4. Never add to the Word of God.  From the last verses of Holy Scripture, in Revelation 22, Jesus tells John to write that one must never add to scripture.  The early fathers and the reformers are only revealing their interpretations of what is already there in scripture in the volumes of their writings.  Nothing new is being added, only vivid images to help get scripture into our hearts more easily.  Beware when someone provides new information that is not revealed in scripture, vain speculations that twist and spin the Word of God into something that it wasn't intended to be.

5. Never take away from the Word of God.  Also beware of those who cut from Holy Writ anything that they do not like.  Many a man has decided that he was superior to God and has engaged in removing anything that was personally offensive, for the sake of "saving" scripture.  All of scripture needs to be retained, even the parts that we don't like.  And those parts must be wrestled with and understood in the light of the other scriptures.  Usually the hardest parts of the Bible to understand are the parts that we haven't discovered Christ in yet.  Once we find Christ, the problem of the text vanishes.

Christ's words are important, not his lineage.  At one point in his ministry, Jesus' mother and brothers, by blood, came to him, but could not reach him because of the crowds.  Jesus was told that they were waiting for him, but he did not come out.  He said, "My mother and my brothers are those who hear the word of God and do it."  Knowing Jesus in the flesh is not important.  In fact, we cannot know him in the flesh, and those who think they know him in the flesh are on a doomed path.  We must know Christ by faith, in our heart, and the sign that we have saving faith is our obedience to Holy Scripture, his words.
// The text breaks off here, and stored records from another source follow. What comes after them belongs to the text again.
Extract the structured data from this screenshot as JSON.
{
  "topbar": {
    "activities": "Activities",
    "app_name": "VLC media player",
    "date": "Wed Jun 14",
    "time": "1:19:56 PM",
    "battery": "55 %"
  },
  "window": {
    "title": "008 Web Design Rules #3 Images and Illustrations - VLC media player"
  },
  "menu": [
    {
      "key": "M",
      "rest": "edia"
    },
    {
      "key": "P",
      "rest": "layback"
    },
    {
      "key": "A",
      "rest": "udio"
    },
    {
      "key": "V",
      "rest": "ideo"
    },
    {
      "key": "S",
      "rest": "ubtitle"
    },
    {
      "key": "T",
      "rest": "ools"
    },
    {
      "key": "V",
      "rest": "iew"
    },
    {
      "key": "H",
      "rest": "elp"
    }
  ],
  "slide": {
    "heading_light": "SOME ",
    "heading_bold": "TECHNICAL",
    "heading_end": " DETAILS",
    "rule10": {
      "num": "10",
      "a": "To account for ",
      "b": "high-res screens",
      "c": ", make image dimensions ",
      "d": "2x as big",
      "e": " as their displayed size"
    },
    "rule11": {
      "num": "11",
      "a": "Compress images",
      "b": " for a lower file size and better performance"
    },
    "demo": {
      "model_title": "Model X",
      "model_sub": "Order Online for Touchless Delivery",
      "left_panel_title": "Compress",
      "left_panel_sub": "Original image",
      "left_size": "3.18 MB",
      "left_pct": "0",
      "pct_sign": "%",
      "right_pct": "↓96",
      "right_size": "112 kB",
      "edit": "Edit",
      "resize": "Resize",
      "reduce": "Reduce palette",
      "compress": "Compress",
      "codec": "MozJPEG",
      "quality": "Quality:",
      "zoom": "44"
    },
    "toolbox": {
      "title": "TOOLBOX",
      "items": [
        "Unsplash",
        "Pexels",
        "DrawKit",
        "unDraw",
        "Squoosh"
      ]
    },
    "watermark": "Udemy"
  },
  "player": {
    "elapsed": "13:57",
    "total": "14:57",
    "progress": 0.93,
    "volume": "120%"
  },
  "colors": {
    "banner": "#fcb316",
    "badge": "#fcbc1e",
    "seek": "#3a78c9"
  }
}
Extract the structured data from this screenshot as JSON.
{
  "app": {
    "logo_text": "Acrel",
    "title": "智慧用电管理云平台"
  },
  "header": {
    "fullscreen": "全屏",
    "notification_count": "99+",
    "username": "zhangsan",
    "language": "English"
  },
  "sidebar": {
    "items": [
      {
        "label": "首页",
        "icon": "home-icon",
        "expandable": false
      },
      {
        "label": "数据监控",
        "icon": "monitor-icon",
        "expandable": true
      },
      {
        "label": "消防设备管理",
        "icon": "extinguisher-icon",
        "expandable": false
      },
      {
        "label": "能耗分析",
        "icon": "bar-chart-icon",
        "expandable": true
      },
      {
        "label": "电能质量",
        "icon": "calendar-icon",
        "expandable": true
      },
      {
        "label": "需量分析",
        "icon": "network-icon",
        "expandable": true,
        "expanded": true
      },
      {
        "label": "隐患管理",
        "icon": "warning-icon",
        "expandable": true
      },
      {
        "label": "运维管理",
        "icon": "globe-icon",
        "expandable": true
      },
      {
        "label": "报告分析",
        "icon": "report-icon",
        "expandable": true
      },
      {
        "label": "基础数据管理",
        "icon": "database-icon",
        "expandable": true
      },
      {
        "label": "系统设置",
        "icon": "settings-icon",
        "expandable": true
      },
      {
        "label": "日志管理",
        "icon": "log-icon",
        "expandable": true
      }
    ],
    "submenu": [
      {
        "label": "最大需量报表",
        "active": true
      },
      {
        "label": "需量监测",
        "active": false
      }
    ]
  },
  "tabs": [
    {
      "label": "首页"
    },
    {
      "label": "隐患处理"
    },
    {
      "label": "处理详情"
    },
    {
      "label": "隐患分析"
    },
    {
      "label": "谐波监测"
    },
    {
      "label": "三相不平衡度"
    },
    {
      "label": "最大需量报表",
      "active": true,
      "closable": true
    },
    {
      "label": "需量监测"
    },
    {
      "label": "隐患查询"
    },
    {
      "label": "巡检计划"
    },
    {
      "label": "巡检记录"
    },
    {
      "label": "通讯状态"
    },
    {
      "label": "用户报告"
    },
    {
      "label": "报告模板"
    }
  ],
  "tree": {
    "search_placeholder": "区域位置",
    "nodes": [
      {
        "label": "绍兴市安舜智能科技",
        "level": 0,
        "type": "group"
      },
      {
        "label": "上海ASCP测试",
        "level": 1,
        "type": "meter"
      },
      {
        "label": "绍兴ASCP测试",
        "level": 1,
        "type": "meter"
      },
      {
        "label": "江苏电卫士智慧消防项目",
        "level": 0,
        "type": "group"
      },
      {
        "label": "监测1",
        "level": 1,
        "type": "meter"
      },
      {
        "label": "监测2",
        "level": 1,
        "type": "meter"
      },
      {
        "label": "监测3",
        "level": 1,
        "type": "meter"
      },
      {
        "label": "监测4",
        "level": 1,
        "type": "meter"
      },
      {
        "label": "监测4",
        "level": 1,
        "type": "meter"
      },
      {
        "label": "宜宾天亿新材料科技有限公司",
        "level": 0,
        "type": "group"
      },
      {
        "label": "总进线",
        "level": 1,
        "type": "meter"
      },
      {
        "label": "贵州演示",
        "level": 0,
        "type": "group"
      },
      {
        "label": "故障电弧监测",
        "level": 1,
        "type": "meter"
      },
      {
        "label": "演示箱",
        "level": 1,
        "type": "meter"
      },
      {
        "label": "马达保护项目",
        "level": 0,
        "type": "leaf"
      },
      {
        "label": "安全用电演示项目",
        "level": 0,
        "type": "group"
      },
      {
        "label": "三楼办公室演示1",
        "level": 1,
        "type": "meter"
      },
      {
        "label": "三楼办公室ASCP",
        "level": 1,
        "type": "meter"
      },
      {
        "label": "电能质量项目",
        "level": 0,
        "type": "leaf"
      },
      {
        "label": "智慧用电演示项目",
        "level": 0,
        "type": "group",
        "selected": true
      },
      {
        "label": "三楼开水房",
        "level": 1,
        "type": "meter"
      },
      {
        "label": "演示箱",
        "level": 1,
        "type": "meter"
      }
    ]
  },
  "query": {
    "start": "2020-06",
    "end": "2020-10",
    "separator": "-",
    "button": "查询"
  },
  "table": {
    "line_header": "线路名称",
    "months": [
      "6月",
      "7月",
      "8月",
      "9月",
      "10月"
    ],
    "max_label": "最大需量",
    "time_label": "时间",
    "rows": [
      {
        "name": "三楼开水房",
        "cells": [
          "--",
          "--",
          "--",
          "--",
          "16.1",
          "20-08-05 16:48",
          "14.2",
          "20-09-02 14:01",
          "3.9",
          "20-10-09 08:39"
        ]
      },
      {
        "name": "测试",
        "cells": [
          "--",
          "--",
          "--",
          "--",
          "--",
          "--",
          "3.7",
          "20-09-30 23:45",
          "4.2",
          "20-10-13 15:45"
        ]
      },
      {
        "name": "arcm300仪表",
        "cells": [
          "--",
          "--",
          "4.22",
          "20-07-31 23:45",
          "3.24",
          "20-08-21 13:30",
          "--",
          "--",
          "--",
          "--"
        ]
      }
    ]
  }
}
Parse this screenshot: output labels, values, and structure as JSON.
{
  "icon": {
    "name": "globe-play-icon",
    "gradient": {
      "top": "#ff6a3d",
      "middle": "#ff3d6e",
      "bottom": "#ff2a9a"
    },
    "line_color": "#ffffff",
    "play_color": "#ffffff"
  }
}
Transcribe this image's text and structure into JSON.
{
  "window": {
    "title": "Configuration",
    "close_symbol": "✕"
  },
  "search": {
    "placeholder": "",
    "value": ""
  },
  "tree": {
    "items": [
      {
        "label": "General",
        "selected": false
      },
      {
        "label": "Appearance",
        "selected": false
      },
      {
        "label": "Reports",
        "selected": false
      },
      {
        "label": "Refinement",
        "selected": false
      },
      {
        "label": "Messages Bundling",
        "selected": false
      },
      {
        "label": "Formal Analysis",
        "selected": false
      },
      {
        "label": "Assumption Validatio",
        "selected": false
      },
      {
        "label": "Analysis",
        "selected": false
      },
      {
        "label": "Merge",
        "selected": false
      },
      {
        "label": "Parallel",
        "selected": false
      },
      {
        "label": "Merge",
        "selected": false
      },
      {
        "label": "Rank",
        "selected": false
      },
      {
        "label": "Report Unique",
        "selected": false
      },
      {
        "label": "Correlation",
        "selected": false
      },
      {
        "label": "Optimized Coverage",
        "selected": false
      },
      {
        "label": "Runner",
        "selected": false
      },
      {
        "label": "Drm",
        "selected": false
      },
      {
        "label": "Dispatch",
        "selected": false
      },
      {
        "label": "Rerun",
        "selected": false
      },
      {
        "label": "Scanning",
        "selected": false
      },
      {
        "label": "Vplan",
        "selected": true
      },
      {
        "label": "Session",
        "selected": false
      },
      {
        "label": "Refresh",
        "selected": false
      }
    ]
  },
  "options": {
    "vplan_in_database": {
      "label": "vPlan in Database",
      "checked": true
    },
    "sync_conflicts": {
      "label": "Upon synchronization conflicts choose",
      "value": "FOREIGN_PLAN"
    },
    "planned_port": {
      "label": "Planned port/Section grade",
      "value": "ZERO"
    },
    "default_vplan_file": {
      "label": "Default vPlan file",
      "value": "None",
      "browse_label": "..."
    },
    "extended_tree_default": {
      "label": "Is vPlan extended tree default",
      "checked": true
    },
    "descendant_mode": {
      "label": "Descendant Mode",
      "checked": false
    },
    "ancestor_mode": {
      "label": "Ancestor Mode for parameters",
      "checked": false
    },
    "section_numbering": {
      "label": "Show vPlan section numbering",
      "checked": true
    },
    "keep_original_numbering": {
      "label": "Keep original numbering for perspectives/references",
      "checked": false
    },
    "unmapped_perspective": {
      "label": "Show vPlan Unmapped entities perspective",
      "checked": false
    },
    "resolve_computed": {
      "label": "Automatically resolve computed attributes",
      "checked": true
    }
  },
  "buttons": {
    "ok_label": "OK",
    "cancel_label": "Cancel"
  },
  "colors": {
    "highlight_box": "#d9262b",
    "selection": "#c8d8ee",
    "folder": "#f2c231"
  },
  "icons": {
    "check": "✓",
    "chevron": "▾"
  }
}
Active obedience is proof that we have faith in Christ. If we are not active in our obedience but merely hear the truth, nod our heads, and maybe give it lip-service, we are deceiving ourselves.  James describes being "hearers only" as staring at your own face in a mirror.  When you walk away, you cannot remember the details.  But he who not only knows the word of God but obeys it through action, he will retain the word in his heart, because of a deep muscle-memory that only comes through actively obeying the law of God, as believers in Christ who are within the new covenant of faith.  Remember, God delivered the Israelites out of Egypt BEFORE he gave them the Ten Commandments.  Likewise he delivers us out of the old covenant of works and into the new covenant of faith before asking we keep the law.  Only though faith can we keep the law. 

Blessed are those who keep the law and walk in the ancient paths of the Lord.  Blessed are those who keep the Word in their hearts, and seek the kingdom of God with their entire being.  This is only possible by reading, hearing, and keeping God's Word in your heart.